New moves are under way in the North-east to help people at risk of suicide.
A major conference to discuss prevention was held in Inverurie this week organised by Aberdeenshire Choose Life, a multi-agency group led by the local council with partners from the health and voluntary sector.
Last year a total of 781 people took their own lives in Scotland, 32 of them in Aberdeenshire. Many more attempted suicide.
Choose Life is a national campaign and since its launch in 2002, Scotland’s suicide rate has decreased by 14%.
One of the main aims of the conference, which was held in Inverurie Town Hall on Tuesday (October 25), was to discuss ways of reducing the rate in the region next year.
A total of 13 organisations staffed information stands at the event including Childline, the Samaritans, Breathing Space and the Scottish Association for Mental Health (SAMH), alongside a number of local support groups. The event featured morning and afternoon sessions.
Linda Paterson, who is Aberdeenshire Choose Life co-ordinator, said: “It’s important that if you are worried someone you know might be having thoughts of suicide, you ask them about it. They are usually relieved that someone else has broached the subject.
“Fear of how others might react can often prevent people from talking about their suicidal feelings. Suicide can affect anyone and we need to be able to talk about it openly and honestly if we are going to tackle it effectively.
“Suicide continues to disproportionately affect people living in more deprived areas and young men – it is a complex issue and suicidal feelings can impact on anybody at any point in time.
“This is often due to a build up of problems and feelings of hopelessness that are so acute suicide is seen as the only way to escape the pain. I feel that we can all play a vital role by talking to each other openly and honestly.”

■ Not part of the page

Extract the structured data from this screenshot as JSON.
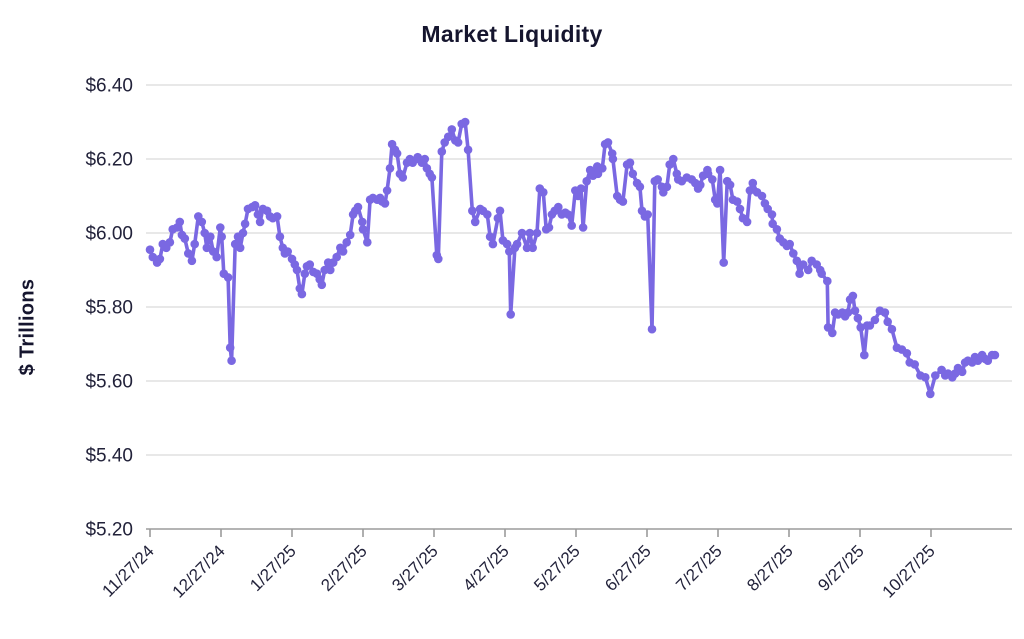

It is estimated two people a day in Scotland commit suicide and it is one of the leading causes of death among young people.
The co-ordinator said it was hoped the conference would help to raise awareness of the issue.
She stressed the importance of talking with potential victims as it could provide clarity about what was troubling them.
She added: “Starting a conversation is half the battle. You don’t need to have an answer to their problems – just be there for them, try to listen without judging and show that you care. These are the first steps in helping someone find a sense of hope – and potentially saving a life.”
Councillor Gurudoe Saluja, who is chairman of Aberdeenshire Council’s social work and housing committee, said he hoped that the conference would go some way towards raising awareness of the need to tackle the issue of suicide in the area.
He added: “The conference was well organised and we heard from speakers from all walks of life. It is important that young people know that help is available to them and I hope that message has come across.”
Anyone feeling suicidal, or who suspects that someone they know is considering suicide, can contact the Samaritans on 08457 90 90 90 (24 hours), or Breathing Space on 0800 83 85 87 (Monday to Thursday 6pm – 2am, Friday 6pm – Monday 6am).